ODVV’s preface to the interview reads in part: “Before the start of the new round of Israeli attacks, Gaza was known as one of the worst humanitarian crisis areas in the world ... deteriorating catastrophically after more than a month of continuous Israeli attacks.... The complete siege of Gaza by Israel, which has been under siege for the past 17 years, has pushed the humanitarian crisis in this region to despair….” It notes how hospitals, trying to continue aiding the sick and injured, but, due to Israeli attacks, are “running out of equipment” and having to curtail services.
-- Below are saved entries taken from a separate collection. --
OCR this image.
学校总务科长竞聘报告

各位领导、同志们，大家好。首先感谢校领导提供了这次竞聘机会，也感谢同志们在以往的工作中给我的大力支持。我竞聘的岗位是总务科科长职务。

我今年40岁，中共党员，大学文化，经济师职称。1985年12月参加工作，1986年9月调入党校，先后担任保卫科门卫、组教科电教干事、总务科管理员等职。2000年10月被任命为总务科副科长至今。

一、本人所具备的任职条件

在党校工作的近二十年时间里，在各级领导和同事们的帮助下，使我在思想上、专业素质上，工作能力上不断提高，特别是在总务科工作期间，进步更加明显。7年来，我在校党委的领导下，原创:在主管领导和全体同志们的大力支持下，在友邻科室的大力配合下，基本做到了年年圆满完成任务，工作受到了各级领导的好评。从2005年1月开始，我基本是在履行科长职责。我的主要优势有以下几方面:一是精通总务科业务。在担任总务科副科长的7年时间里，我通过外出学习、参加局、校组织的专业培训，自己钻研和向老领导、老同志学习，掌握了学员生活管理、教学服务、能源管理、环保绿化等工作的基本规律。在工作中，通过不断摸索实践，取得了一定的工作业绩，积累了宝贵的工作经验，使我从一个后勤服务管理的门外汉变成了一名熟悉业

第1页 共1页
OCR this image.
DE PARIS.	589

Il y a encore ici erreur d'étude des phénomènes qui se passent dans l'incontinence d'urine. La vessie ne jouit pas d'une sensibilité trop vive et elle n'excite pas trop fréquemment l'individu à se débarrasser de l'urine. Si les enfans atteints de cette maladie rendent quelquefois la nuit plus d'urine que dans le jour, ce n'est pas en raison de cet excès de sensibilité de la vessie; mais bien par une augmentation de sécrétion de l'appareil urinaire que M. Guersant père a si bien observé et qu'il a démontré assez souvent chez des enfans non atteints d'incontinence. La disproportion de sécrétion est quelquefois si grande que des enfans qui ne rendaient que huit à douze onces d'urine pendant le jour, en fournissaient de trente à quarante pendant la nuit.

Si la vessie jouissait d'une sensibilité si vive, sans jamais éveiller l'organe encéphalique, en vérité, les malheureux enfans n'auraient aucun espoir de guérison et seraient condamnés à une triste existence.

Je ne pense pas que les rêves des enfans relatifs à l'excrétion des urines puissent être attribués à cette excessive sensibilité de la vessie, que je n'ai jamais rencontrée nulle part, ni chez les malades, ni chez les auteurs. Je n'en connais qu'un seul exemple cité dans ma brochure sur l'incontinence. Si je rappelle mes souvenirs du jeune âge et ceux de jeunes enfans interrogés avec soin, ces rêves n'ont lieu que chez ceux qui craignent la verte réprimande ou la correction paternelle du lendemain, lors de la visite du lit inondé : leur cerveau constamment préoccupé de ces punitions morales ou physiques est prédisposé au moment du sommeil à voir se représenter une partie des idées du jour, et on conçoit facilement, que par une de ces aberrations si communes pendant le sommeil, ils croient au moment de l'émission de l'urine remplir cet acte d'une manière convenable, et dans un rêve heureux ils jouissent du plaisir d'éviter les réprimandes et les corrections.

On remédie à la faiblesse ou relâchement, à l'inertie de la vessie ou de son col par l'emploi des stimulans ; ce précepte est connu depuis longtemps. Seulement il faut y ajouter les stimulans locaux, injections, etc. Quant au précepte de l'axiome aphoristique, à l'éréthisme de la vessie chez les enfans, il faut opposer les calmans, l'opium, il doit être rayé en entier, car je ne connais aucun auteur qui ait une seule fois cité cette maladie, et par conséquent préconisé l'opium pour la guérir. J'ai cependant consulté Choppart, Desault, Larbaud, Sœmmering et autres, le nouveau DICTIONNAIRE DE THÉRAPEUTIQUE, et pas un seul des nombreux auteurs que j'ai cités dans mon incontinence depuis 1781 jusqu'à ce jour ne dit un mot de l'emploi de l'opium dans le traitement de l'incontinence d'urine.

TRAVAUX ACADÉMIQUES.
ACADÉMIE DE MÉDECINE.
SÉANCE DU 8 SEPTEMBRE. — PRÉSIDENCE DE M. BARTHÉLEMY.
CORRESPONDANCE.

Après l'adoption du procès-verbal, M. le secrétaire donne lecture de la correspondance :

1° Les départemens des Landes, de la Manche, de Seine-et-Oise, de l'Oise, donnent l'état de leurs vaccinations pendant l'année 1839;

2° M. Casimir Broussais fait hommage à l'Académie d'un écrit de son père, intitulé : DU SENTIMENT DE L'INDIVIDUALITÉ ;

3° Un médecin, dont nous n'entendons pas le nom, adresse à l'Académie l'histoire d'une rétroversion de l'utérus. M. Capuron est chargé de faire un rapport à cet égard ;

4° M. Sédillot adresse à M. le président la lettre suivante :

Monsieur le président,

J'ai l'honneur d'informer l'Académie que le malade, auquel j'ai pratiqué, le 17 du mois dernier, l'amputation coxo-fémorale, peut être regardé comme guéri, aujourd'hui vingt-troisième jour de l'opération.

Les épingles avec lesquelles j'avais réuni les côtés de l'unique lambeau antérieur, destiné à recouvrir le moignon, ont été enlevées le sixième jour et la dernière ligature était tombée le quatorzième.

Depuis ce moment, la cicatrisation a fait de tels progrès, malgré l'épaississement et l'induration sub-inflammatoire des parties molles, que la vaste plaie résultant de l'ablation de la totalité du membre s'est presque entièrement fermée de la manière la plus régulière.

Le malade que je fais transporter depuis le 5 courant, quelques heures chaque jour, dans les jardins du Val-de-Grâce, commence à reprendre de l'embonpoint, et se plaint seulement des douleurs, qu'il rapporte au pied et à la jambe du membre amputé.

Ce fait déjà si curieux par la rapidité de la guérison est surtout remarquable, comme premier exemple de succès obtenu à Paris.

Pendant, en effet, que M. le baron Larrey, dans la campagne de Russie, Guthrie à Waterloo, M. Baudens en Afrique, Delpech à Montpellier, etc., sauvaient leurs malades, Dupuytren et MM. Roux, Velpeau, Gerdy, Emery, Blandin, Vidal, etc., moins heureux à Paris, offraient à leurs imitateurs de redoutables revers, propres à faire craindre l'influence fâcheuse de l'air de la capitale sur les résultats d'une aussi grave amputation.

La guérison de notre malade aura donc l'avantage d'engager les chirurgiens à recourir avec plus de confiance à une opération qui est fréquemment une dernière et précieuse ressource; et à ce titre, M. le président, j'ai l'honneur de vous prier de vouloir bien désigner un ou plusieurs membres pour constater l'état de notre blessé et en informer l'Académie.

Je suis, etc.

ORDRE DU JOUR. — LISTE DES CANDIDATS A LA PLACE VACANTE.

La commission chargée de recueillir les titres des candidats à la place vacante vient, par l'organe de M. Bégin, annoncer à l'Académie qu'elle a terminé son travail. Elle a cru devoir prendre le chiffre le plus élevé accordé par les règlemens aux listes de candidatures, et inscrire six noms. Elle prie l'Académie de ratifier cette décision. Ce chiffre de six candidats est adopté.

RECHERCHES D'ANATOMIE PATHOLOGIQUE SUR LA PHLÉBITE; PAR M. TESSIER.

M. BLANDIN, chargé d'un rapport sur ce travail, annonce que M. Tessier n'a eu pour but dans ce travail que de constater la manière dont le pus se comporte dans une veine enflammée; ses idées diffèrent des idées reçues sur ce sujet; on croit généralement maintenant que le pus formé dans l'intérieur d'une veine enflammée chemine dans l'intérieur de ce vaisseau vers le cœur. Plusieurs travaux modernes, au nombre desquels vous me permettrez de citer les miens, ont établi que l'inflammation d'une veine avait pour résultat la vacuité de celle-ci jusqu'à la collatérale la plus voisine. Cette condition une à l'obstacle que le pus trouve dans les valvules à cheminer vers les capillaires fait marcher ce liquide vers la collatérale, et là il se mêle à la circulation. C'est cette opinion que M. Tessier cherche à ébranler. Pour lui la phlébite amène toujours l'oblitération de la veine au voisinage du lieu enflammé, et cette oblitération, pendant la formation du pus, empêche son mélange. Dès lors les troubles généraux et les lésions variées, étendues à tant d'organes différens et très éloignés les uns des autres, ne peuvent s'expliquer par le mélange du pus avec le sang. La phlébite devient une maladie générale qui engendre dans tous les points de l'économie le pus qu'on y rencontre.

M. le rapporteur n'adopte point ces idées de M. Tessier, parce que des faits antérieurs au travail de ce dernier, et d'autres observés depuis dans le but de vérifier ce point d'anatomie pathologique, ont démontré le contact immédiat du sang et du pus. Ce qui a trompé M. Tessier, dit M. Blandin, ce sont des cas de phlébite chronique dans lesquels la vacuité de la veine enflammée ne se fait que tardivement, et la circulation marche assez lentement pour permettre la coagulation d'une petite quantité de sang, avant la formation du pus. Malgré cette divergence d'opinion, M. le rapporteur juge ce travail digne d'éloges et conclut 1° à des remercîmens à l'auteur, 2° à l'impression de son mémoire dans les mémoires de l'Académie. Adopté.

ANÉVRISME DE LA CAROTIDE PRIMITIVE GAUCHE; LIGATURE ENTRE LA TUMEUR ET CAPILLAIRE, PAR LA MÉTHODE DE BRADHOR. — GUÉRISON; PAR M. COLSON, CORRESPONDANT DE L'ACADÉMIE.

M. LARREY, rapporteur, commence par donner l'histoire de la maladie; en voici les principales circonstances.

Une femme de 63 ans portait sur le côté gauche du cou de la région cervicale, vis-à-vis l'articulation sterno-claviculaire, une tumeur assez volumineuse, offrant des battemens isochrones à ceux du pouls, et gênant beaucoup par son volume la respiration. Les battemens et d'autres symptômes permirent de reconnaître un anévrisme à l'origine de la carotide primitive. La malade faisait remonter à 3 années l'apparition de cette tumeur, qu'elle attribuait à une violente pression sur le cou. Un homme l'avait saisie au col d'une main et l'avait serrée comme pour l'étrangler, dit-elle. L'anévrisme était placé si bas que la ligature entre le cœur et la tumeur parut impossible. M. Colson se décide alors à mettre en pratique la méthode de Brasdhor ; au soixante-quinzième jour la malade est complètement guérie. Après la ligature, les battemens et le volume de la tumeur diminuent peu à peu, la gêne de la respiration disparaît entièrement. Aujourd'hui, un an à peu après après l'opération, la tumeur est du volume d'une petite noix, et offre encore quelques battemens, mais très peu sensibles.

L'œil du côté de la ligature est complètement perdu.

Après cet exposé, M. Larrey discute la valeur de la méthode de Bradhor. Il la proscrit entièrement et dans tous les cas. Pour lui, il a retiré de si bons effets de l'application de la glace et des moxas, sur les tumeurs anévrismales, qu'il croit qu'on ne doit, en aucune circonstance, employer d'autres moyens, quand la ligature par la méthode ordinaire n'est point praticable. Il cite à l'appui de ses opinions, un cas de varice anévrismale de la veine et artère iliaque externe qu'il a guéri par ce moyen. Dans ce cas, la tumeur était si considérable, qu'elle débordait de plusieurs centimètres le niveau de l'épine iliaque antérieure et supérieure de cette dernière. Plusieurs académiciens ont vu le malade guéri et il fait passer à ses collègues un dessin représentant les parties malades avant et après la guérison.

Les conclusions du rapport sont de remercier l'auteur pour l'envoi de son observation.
The written interview with the Schiller Institute was done to highlight this crisis. The first question asked, that, given the cut of food and water: “What do you think of the starvation of civilians and children as a tool for war?” Schlanger replied that the “withholding of food, water, electricity, and medicine is a violation of international law.” This, he noted, is “war by other means,” as witnessed by the “sanctions against Afghanistan, Yemen, Syria, and Iran among others.” He added: “The Israeli cutoff of food, water, and electricity to the civilian population of Gaza should be prosecuted as a war crime.” Question three asked, what is it that prevents the international community from dealing with “gross violations of human rights by Israel?” Schlanger focused, among other aspects, on how Western governments “have accepted the basic theses of British geopolitics,” and referencing 1916 Sykes-Picot division of Southwest Asia between France and the British Empire.
The fifth and final question asked, how do we end the siege on Gaza, and importantly, “what should be done to heal this 75-year-old wound?” Schlanger wrote: “There must be an immediate ceasefire, and aid provided to the population of Gaza and the West Bank, as well as an international peace conference, as proposed by China.” He also touched on the “economic Annexes of the Oslo Accord,” a two-state solution. Though, pointing to the real answer, he wrote: “But the deeper issue is how to construct a peace based on mutual benefit for the two states and the region as a whole,” which cited Helga Zepp-LaRouche’s Ten Principles. The posting includes links to the Schiller Institute and Executive Intelligence Review. The interview was translated into Farsi as well.
The ODVV is affiliated with various entities of and within the UN. It is a “non-governmental, non-profit, non-political organization in Special Consultative Status to the Economic and Social Council of the United Nations (ECOSOC)” and was founded in 1988 in Tehran, Iran. ODVV “delivers legal and humanitarian services,” with a focus on “promoting global peace through control and elimination of Weapons of Mass Destruction.” It is also associated with the UN Department of Global Communications (UNDGC), a member of the Asia Youth Network, Conference of Non-Governmental Organizations (CONGO).